This essay is part of our December cover story, How the Last 6 Decades Transformed Northern Virginia.
My Northern Virginia story started with a move from Florida in 1976 when my dad’s job brought him to Arlington. I was 15 and hadn’t traveled much. My only knowledge of Virginia was based on schoolbooks about Colonial history and the television show, The Waltons.
As soon as Daddy pulled off on the Capital Beltway, I realized this place was not what I imagined. Instead of country roads and farms, I found tall glass office buildings, crazy traffic cloverleafs, and some awesome shopping malls. The biggest surprise, though, was our home in Reston. It was an ultra-modern townhome located near the elegant fountain, sculptures, and shops of Lake Anne Plaza.
Herndon High School was somewhat rural then and had its own surprises, like a smoking lounge and a rifle club. I signed up for horticulture and joined Future Farmers of America. When it came time to learn to drive, my instructor taught us on the always empty Dulles Access Road (there wasn’t a toll road yet), where we could practice changing lanes without fear of hitting other cars.

Next came two years at Northern Virginia Community College. The Loudoun Campus in Sterling was located beside a farm. Cascades, CountrySide, and modern Ashburn didn’t exist. The only thing separating the school’s parking lot from grazing cows was a barbed-wire fence. On weekends, I sold movie tickets at Roth Theatres at Tysons Corner Center. I wanted to buy more embroidered Mexican blouses and Swedish wooden clogs at Georgetown Cotton.
Through Mary Washington College, I interned at WMAL Radio, fetching coffee for on-air personalities Frank Harden and Jackson Weaver. Navigating new toll roads, highway ramps, and Metro lines, I felt proud of officially becoming a NoVA commuter. A few years later, my boyfriend (now husband), a computer science major from New York, couldn’t wait to move here and join the Beltway Bandits during the digital revolution.
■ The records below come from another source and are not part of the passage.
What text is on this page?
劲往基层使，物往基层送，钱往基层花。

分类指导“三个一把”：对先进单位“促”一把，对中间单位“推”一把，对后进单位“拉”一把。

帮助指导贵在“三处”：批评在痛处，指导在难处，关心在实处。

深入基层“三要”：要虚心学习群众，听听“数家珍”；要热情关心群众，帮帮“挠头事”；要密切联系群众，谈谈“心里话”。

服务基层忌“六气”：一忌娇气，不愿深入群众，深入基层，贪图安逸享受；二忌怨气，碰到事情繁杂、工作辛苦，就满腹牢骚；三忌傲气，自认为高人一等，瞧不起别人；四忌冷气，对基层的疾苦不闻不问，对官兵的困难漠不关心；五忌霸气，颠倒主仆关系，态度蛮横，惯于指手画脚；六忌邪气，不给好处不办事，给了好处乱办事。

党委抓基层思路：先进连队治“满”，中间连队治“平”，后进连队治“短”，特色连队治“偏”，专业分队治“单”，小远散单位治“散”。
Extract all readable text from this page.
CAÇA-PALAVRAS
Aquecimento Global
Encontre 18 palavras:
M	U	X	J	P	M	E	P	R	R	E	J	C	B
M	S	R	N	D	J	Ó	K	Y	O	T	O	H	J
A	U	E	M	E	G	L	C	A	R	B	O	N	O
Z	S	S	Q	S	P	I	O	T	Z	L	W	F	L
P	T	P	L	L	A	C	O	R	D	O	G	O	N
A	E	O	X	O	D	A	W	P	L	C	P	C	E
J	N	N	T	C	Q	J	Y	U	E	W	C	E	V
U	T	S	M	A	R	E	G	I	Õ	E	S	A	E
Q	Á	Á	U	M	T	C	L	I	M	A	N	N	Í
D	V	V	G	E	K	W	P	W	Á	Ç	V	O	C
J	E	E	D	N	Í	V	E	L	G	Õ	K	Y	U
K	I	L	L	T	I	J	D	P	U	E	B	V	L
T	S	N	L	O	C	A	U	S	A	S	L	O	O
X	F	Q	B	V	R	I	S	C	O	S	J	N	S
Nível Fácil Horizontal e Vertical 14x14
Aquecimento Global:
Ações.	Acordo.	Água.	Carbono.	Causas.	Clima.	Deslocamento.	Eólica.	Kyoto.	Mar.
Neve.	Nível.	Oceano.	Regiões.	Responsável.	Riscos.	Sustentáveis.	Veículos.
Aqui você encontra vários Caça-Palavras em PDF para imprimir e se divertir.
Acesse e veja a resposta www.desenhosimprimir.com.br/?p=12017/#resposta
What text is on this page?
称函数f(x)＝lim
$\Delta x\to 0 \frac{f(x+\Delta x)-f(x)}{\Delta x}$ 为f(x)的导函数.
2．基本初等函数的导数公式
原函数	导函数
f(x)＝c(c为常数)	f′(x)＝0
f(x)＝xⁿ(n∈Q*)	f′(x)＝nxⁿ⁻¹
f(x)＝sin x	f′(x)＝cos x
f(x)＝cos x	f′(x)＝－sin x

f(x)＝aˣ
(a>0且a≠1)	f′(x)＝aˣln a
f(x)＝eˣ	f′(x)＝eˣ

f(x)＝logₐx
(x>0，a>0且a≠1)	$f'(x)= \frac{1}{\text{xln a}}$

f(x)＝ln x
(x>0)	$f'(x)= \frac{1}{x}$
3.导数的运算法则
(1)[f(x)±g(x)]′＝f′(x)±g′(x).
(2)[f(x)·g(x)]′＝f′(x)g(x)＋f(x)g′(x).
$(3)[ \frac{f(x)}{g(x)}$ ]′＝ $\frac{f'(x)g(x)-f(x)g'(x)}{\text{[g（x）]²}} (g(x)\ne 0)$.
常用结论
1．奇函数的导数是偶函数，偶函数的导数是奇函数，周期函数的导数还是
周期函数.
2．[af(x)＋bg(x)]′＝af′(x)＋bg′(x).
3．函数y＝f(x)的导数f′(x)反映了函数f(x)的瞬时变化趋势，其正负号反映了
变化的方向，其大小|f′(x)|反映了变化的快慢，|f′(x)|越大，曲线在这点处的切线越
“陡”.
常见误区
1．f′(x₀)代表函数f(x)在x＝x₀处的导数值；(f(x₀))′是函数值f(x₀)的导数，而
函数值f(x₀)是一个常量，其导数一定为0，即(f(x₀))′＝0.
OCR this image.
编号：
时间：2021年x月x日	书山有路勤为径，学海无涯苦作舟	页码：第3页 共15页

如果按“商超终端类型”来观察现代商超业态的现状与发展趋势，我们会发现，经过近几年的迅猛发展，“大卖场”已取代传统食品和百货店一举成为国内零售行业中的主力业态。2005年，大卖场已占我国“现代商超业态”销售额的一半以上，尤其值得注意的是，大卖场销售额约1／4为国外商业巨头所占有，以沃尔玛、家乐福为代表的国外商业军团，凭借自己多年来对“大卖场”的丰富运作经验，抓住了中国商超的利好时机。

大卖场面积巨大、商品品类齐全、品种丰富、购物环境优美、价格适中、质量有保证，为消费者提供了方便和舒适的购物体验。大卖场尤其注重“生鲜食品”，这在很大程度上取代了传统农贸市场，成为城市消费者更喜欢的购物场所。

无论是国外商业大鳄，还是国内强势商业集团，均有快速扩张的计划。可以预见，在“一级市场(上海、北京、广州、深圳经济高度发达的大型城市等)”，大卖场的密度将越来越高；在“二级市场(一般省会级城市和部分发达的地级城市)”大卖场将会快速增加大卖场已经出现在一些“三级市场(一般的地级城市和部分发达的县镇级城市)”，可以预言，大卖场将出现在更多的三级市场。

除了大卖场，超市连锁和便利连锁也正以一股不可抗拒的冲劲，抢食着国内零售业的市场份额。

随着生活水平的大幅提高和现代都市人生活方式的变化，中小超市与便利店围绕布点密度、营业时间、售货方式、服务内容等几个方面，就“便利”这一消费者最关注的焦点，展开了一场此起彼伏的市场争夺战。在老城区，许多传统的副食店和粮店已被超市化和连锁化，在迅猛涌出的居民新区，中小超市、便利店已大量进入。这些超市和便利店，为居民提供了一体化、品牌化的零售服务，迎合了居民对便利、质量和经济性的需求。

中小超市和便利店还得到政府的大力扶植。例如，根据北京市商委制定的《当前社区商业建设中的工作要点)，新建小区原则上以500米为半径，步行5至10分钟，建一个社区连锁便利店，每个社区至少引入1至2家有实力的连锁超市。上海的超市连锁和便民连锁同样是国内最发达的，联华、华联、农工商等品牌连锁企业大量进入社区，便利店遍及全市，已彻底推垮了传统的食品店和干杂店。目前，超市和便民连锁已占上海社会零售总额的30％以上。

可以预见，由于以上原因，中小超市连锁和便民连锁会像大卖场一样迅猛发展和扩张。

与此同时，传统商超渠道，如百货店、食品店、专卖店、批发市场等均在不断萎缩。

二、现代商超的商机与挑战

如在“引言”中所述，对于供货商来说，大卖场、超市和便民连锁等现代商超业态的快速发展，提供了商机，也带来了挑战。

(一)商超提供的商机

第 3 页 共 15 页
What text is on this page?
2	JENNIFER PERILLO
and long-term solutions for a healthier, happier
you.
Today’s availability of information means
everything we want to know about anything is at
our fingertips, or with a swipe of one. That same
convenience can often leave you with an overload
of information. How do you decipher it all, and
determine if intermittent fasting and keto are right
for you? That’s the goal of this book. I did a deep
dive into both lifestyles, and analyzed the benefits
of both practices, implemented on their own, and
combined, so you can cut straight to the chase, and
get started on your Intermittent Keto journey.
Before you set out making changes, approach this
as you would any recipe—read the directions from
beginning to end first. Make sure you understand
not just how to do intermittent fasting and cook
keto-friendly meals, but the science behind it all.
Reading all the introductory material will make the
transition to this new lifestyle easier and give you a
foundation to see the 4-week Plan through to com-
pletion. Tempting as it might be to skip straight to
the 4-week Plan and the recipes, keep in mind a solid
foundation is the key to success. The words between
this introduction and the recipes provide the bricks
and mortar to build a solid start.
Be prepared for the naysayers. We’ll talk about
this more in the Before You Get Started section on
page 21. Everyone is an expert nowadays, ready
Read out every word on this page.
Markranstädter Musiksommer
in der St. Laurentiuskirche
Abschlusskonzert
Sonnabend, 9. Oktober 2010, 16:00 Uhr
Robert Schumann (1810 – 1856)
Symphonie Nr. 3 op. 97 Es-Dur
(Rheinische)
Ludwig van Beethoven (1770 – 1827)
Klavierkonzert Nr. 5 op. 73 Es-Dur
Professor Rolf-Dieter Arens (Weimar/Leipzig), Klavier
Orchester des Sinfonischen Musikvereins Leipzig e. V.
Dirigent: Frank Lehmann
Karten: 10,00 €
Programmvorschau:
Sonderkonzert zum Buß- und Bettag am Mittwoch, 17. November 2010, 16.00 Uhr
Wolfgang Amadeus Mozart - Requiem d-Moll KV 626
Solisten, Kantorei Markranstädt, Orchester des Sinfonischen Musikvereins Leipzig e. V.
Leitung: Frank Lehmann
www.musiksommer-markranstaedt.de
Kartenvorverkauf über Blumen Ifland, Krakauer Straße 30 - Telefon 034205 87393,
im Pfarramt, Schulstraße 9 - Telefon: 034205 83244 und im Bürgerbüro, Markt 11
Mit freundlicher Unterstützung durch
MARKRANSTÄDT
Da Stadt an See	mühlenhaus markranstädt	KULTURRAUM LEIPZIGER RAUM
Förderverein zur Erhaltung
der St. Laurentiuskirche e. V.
We raised four kids in Reston. We watched Reston Town Center get built and the skyline grow tall with big-name corporate offices and high-rise condominiums. As companies and people inched westward, so did we, moving to Loudoun County, the data center capital of the world. More changes and innovations are surely coming, in NoVA and in life, and I can’t wait to learn what’s next.